Custodire il cuore nell’amore di Dio
Non crediate che io sia venuto ad abolire la Legge o i Profeti; non sono venuto ad abolire, ma a dare pieno compimento. In verità io vi dico: finché non siano passati il cielo e la terra, non passerà un solo iota o un solo trattino della Legge. Matteo 5,17-18
Prosegue l’insegnamento di Gesù alle folle. Ci troviamo «sulla montagna», luogo teologico ove Matteo colloca eventi significativi: oltre al Discorso che ascoltiamo in queste settimane, «sul monte» avvengono le tentazioni (4,8), la trasfigurazione (17,1), momenti di fervente preghiera (14,23), l’invio per la missione dopo la Risurrezione (28,16). La montagna evoca, nella tradizione biblica cui Matteo si richiama esplicitamente, la santità e la presenza di Dio (cfr. Salmi 2,6. 3,5. 48,2-3. 68,17): «sul monte» si innalza la «casa del Signore» e ogni credente desidera tornarvi, salirvi e dimorarvi (cfr. Salmo 15,1.24,3.43,3-4).
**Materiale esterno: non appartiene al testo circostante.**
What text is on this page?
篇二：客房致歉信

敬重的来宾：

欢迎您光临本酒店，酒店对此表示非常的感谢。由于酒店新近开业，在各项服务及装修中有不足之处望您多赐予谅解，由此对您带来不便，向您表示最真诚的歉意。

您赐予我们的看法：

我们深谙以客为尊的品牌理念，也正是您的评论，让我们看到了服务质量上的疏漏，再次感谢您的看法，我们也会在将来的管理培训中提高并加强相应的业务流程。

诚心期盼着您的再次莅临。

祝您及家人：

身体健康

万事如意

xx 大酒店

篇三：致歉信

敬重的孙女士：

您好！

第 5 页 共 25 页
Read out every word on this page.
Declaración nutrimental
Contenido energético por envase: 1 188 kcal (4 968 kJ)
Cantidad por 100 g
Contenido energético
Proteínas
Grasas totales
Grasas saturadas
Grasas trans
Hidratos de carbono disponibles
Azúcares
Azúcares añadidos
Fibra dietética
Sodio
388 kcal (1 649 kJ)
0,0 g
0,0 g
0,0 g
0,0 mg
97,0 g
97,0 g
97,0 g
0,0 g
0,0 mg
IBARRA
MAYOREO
Nel deserto, durante il cammino del popolo prediletto, salvato dalla schiavitù dell’Egitto, verso la Terra Promessa, Dio si rivela a Mosè «sul monte» Sinai e consegna la sua Alleanza, culminante nelle Dieci Parole: non si tratta di un arido insieme di prescrizioni e norme, ma della Parola amante di un Dio amico e vicino, che è Padre, Figlio e Fratello, che è Spirito vivificante, Vita, Vivente che dà la Vita. Attorno alla “Legge”, dono di Dio, ruota la liturgia di queste due ultime domeniche prima della Quaresima: Gesù, il vero e unico Maestro, preconizzato da tutte le figure messianiche dell’Antico Testamento, commenta il cosiddetto “codice dell’Alleanza” e manifesta che esso è finalmente pieno proprio nella sua persona, perché Lui è il compimento delle Promesse. Egli non è «venuto ad abolire la Legge e i Profeti», ma a rivelarne il senso e la sapienza profondi, prima nascosti (1Corinzi 2, II lettura): si ripete molte volte in questo passo la locuzione «Avete inteso che fu detto... ma io vi dico», con cui Gesù esamina diverse norme della Torah per chiarirne la portata. Dio ci ammaestra nella nostra libertà: ci «ha posto davanti fuoco e acqua», «la vita e la morte, il bene e il male: a ognuno sarà dato ciò che a lui piacerà.
Grande è infatti la sapienza del Signore: a nessuno ha comandato di essere empio e a nessuno ha dato il permesso di peccare» (Siracide, I lettura). L’autore sacro ci mette in guardia: c’è il rischio di stravolgere la Legge di Dio, di orientarla a nostro piacimento, di non accorgerci che compiamo il male che non vorremmo compiere (cfr. Romani 7,19); Gesù, richiamando il Decalogo, chiarisce che una persona non si uccide solo con la spada, ma anche con parole cattive, additandola come «stupida» e «pazza», e distruggendone così l’immagine negli altri; il coniuge non si tradisce solo fisicamente, ma allontanandosene già col pensiero, non custodendo l’intimità e la relazione, non esercitando la tenerezza, lasciando che lentamente si spenga la fiamma dell’Amore suscitato da Dio.
CUSTODIRE BENE
La capacità di custodire, che viene da Dio, è la chiave di lettura della liturgia di oggi: la Legge del Signore «custodisce» chi la osserva (I lettura); il credente è chiamato a «custodire» gli insegnamenti di Dio (Salmo 118, Responsorio) e la rivelazione ricevuta dallo Spirito (II lettura); Gesù ci invita a custodire il cuore e la lingua, per custodire noi stessi e chi ci è accanto: «Sia il vostro parlare sì, sì, no, no, il di più viene dal maligno». Che ogni nostra parola, come quella del nostro Maestro, sia sempre segno dell’Amore che salva.